Second, the Dyk no-compensation judgment is still wrong even if the restrictions on the LTP gates remained after they were released on the other gates. Dyk insisted that the gates were worthless because they had not turned a profit before the passage of WARA. The ultimate test of value is generally what a willing and informed buyer will pay a willing and informed seller in a voluntary market. Both those parties would, of course, take into account whether the existing restrictions on the LTP’s gates could be lifted in the future in whole or in part, as they were in 1997 and 2005. A potential buyer would also recognize that earlier efforts to use these gates ran into the huge downturn in air traffic following 9/11, and note that both changes in market conditions and technical advances could give the restricted gates substantial value going forward.
Finally, the United States cannot wash its hands of the mess by noting, as the WARA does, that “No Federal funds or passenger facility charges may be used to remove gates at the Lemmon Avenue facility.” That declaration carries no more weight than a statutory declaration that Congress repudiates its obligations to pay just compensation when its actions are implicated in the destruction of private property. Recall that the current Supreme Court doctrine in Loretto v. Teleprompter Manhattan CATV Corporation imposes a per se (i.e. automatic) liability for physical takings that the government either executes or authorizes—including the destruction of LTPs gates.

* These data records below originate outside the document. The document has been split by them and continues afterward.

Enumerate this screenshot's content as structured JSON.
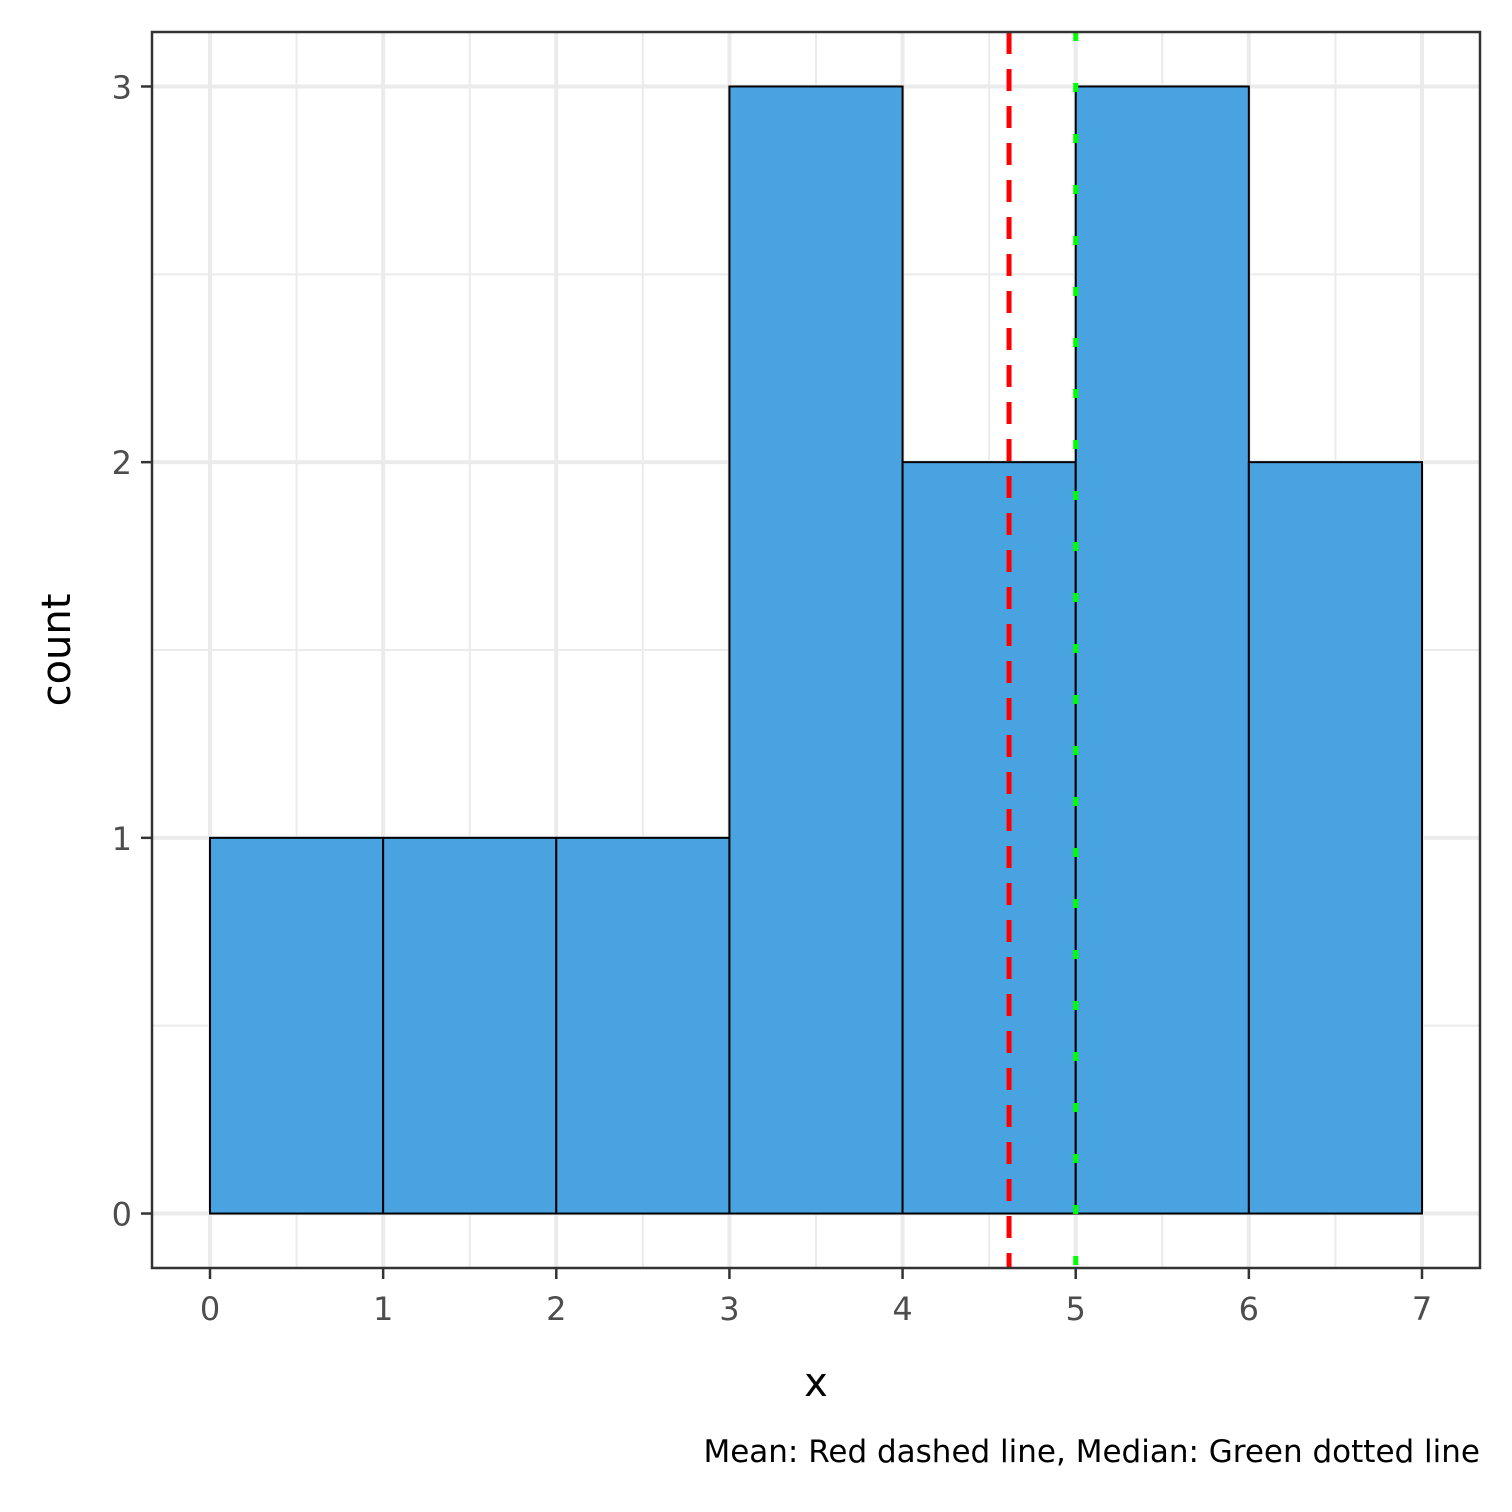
{
  "chart_data": {
    "type": "bar",
    "subtype": "histogram",
    "bins": [
      {
        "x_start": 0,
        "x_end": 1,
        "count": 1
      },
      {
        "x_start": 1,
        "x_end": 2,
        "count": 1
      },
      {
        "x_start": 2,
        "x_end": 3,
        "count": 1
      },
      {
        "x_start": 3,
        "x_end": 4,
        "count": 3
      },
      {
        "x_start": 4,
        "x_end": 5,
        "count": 2
      },
      {
        "x_start": 5,
        "x_end": 6,
        "count": 3
      },
      {
        "x_start": 6,
        "x_end": 7,
        "count": 2
      }
    ],
    "xlabel": "x",
    "ylabel": "count",
    "caption": "Mean: Red dashed line, Median: Green dotted line",
    "xlim": [
      -0.335,
      7.335
    ],
    "ylim": [
      -0.145,
      3.145
    ],
    "x_ticks": [
      0,
      1,
      2,
      3,
      4,
      5,
      6,
      7
    ],
    "x_minor_ticks": [
      0.5,
      1.5,
      2.5,
      3.5,
      4.5,
      5.5,
      6.5
    ],
    "y_ticks": [
      0,
      1,
      2,
      3
    ],
    "y_minor_ticks": [
      0.5,
      1.5,
      2.5
    ],
    "grid": true,
    "reference_lines": [
      {
        "stat": "mean",
        "x": 4.615,
        "color": "#ff0000",
        "style": "dashed"
      },
      {
        "stat": "median",
        "x": 5,
        "color": "#00ff00",
        "style": "dotted"
      }
    ],
    "colors": {
      "bar_fill": "#49a3e0",
      "bar_stroke": "#000000",
      "grid": "#ebebeb",
      "panel_border": "#333333"
    }
  }
}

In this situation, government has, as the Supreme Court has said elsewhere, “so far insinuated itself into a position of interdependence with [Dallas] that it must be recognized as a joint participant.” This principle means the government cannot avoid its obligation to compensate LTP by having Dallas rather than Congress condemn the gates.
Speaking at a more general level, I have for many years criticized the weak protection that the Supreme Court offers owners of private property under the Takings Clause of the Fifth Amendment: “nor shall private property be taken for public use without just compensation.” The adverse consequences include serious injustices in individual cases, such as this one, and the willful and unredressed government destruction of private property. The Supreme Court should step in to reorient the direction of the law and to right this grievous wrong.